Wednesday, May 25, 2011

One Year Yesterday My Mom Passed Away




It has been a long year without my mom. My mom and I did not always see eye to eye on things but she was still Ella Mae. I would call her anyway just to talk to her because she always kept me updated on what was going on in the family and in Monroe. I had so many of her ways that we clashed all the time. It is funny that now I can sit back and remember all the things she taught me about being a woman and life. Our lives were so different because she got married right after high school and my dad went into the Air Force and they were married for 48 years. She was never molested,never a teenage parent, never went to college,never moved away from home alone, never worked in corporate america and was never divorced.
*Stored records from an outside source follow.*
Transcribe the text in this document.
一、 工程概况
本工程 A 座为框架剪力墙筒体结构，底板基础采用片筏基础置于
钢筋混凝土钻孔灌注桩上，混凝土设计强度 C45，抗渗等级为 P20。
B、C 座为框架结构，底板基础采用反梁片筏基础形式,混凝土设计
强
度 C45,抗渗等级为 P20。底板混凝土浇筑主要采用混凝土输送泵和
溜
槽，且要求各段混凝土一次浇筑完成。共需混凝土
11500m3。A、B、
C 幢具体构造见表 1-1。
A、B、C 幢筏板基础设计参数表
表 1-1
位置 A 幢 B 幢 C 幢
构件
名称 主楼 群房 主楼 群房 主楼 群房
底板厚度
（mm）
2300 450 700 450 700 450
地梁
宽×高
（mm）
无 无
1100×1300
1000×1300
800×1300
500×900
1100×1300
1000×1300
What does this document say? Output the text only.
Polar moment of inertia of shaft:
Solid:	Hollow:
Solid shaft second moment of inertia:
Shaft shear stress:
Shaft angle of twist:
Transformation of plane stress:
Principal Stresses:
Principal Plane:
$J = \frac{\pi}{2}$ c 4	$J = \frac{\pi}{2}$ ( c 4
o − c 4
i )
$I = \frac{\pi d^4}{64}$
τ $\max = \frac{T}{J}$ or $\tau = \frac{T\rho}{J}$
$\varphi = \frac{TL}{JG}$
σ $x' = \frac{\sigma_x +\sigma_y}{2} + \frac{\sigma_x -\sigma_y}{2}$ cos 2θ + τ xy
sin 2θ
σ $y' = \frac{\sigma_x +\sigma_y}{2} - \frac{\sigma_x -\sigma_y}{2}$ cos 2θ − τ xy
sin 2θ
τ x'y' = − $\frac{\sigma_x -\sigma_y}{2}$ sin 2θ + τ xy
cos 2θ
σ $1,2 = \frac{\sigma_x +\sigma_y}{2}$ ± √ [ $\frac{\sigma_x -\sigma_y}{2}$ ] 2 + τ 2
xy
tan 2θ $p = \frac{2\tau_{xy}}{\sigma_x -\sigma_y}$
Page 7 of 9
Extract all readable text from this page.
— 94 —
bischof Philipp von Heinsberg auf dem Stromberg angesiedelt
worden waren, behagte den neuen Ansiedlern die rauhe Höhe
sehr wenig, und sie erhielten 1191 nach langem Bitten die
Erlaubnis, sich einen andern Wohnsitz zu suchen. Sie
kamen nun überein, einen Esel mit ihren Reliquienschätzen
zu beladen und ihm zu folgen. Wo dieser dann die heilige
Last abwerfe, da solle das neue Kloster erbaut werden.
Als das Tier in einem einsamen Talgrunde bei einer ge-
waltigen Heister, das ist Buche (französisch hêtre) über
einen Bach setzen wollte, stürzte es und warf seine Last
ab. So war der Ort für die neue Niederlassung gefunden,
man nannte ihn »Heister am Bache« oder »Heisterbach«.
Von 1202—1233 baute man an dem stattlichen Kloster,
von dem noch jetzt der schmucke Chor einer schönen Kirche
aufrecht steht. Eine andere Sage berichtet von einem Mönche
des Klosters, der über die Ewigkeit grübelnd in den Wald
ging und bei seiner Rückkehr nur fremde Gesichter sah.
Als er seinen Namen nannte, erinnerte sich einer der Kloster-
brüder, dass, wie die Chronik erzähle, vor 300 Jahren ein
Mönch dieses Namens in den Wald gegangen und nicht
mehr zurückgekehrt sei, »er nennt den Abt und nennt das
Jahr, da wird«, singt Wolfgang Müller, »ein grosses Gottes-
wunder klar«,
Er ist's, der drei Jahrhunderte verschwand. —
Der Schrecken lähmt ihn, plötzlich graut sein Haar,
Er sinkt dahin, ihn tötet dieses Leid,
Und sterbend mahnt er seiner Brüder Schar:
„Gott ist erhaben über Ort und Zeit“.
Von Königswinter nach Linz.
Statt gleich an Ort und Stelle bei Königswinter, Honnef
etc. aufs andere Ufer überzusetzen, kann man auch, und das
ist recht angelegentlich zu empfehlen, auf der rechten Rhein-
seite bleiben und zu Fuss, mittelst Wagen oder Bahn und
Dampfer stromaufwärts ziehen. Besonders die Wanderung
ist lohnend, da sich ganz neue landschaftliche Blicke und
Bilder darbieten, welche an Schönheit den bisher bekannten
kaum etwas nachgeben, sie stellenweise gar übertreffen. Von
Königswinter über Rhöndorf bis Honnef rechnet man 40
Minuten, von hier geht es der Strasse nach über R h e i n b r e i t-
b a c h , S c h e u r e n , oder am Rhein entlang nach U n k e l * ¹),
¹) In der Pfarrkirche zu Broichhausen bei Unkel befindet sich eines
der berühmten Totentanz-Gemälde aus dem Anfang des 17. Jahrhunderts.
It was really hard for her to identify with me and my life. I really fault moving back to Houston in 2008 and I was really angry that my baby trick me into it but in the end it was the best decision for me. I got a chance to send her last Christmas with her and I got to spend time with her before she passed away. It took me a long time after she passed to break the habit of calling home everyday at lunch to talk to her and calling her everytime something happen with the kids or in my life. My older sister is now filling in for my mom and we talk often. My mom died believing that I was not happy because I was not married and she wanted to see me get remarried. I believe that her and my dad look down at me and the kids and just laugh on a daily basis now and that makes me feel good. I miss her alot and her collard greens and cornbread. Fantasia song has me thinking more of my mom collard greens and cornbread then the love of my life she is referring to in the song.